You can get writer’s block by kissing another writer who is already infected with it. There are no symptoms, except for one telltale: the writer who has writer’s block will not be writing. If you see a writer writing, they do not have writer’s block, and they are safe to kiss. If you see a writer out in public, they may look healthy, but you can never be sure. It’s safest not to kiss a writer unless you have seen him writing in the last twentyfour hours.
Actually, that’s all a lie. Writer’s block is not contagious. It’s not a condition, in a physical sense. It’s a state of mind, and purely psychological.
Just because something is psychological in nature doesn’t mean it isn’t real. It just means that since the problem is of a mental, psychological, or possibly spiritual nature, then the cure must also be of a mental, psychological, or possibly spiritual nature.
I’ve never had writer’s block. This is not the same as when you are stuck for an idea and can’t think of what to write. That is a common condition that is usually resolved within a few days. It’s not true writer’s block. It’s really just a case of reluctance or hesitation. You can overcome it by sitting down at your desk and just writing random words. Eventually the machinery will start working again.

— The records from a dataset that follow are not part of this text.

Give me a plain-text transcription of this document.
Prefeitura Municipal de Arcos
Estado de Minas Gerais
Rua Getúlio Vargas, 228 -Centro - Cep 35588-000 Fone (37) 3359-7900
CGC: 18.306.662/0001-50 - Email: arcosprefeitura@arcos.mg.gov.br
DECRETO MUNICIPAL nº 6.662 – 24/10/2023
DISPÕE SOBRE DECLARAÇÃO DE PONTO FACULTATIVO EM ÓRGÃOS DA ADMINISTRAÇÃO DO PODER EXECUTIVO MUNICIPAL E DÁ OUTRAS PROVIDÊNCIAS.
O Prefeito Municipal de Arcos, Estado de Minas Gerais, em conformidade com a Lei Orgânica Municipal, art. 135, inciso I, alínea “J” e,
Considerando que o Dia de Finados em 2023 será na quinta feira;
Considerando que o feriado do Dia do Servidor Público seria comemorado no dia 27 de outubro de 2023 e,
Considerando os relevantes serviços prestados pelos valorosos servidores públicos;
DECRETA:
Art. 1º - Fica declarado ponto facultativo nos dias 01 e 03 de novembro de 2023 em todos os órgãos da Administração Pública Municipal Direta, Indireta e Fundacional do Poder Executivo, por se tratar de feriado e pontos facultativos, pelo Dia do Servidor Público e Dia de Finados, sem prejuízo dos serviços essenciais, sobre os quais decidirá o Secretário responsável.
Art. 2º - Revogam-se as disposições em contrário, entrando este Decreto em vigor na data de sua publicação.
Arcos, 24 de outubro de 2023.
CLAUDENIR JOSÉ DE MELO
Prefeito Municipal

True writer’s block is a neurotic complex that gets worse over time. Often, it begins as a creeping fear that one might develop writer’s block. For some, this is enough to suddenly have it.
Like the fear of success I mentioned in the section about finishing your projects, writer’s block is really symptomatic of other things in your life that need attention. Do yourself a favor and find out what that other thing is. Whatever it is, it’s big enough that the rest of your life is on hold because of it. There is no shame in seeking professional counseling.
The real shame lies in knowing you have an issue and doing nothing about it.